Nurses Stealing Pain Medication
In hospitals and nursing homes across the country
, there are reports and accusations of nurses pilfering pain medications. Prescription drug abuse has been on the rise in the last 10 years and is becoming a major issue in the healthcare industry. But no longer does the suspicion remain with the patient, now we have to worry about the very people entrusted with caring for them.
Morton General Hospital in Washington state has recently lost nurse Tina Long to alleged drug thefts. Federal prosecutors say that Long stole Dilaudid and morphine that was intended for patients in a patient-controlled analgesia (PCA) system. Long is accused of stealing the majority of each drug and diluting them with saline solution to conceal her actions. She was able to get away with it for about 5 months before being caught.
The PCA system enables patients to simply push a button for pain medication to be administered through an IV tube on an as-needed basis. Long was noticed kneeling in front of a drug cabinet in a room requiring passwords and fingerprint to enter. The coworker saw that Long was inside the PCA drawer an became suspicious because there were no patients on PCA drugs at Morton General Hospital at that time. Apparently, Long had been giving diluted pain medication to patients and keeping the rest for either her own use, or to sell.
A nurse in Minnesota has also been siphoning pain medication from IV bags and replacing it with saline solution. Blake Zenner pleaded guilty in federal court to one count of obtaining a controlled substance by fraud. He admitted to taking Dilaudid from IV bags at a St. Cloud hospital for a term of about 5 months, and filling the bags with saline solution. As a result of this, about 25 patients were infected with bacteria. Thankfully, they have successfully been treated with antibiotics.

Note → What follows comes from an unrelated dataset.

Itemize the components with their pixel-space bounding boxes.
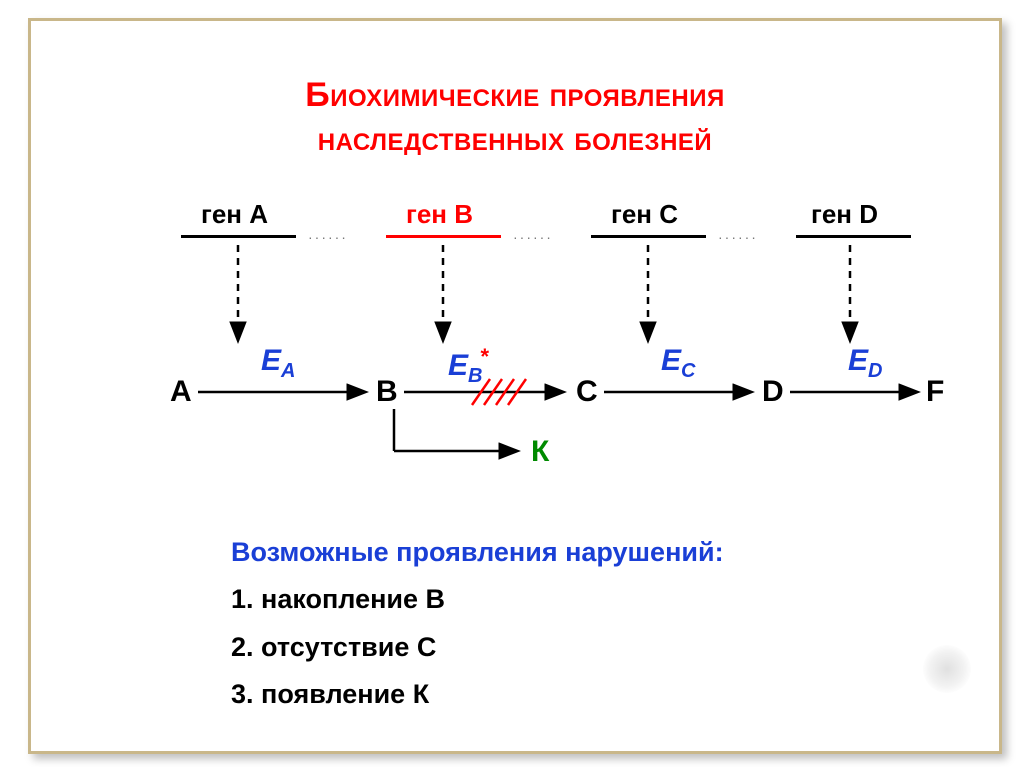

Another nurse in Minnesota has allegedly stolen a plethora of painkillers from a nursing home in Duluth, Ecumen Lakeshore. She took a total of 764 pills that were meant to be given 34 different residents over a length of again, about 5 months. A resident eventually reported she was in extreme pain after not receiving her oxycodone. The nurse in question resigned after being questioned by officials at the facility for signing out oxycodone three separate times over the course of one shift and never once handing over the drug to a resident. Supposedly, these stolen painkillers were only meant to be given to patients with varying needs and were not for regularly scheduled patients.
Although these problems are happening in states all over the country, Minnesota has found that between 2005 and 2011, there have been 250 cases of stolen or missing prescription drugs from nursing homes, hospitals and other heal care facilities in Minnesota. What the stolen drugs are being used for is not as important as who is stealing them. Nurses are instructed by the Health Department on keeping track of and administering controlled substances. Now they are the ones stealing them? Luckily, 5 months seems to be the limit before the thefts are noticed. Hopefully these cases will encourage hospitals and nursing homes to keep a tighter watch not only on their medication, but on the staff administering it.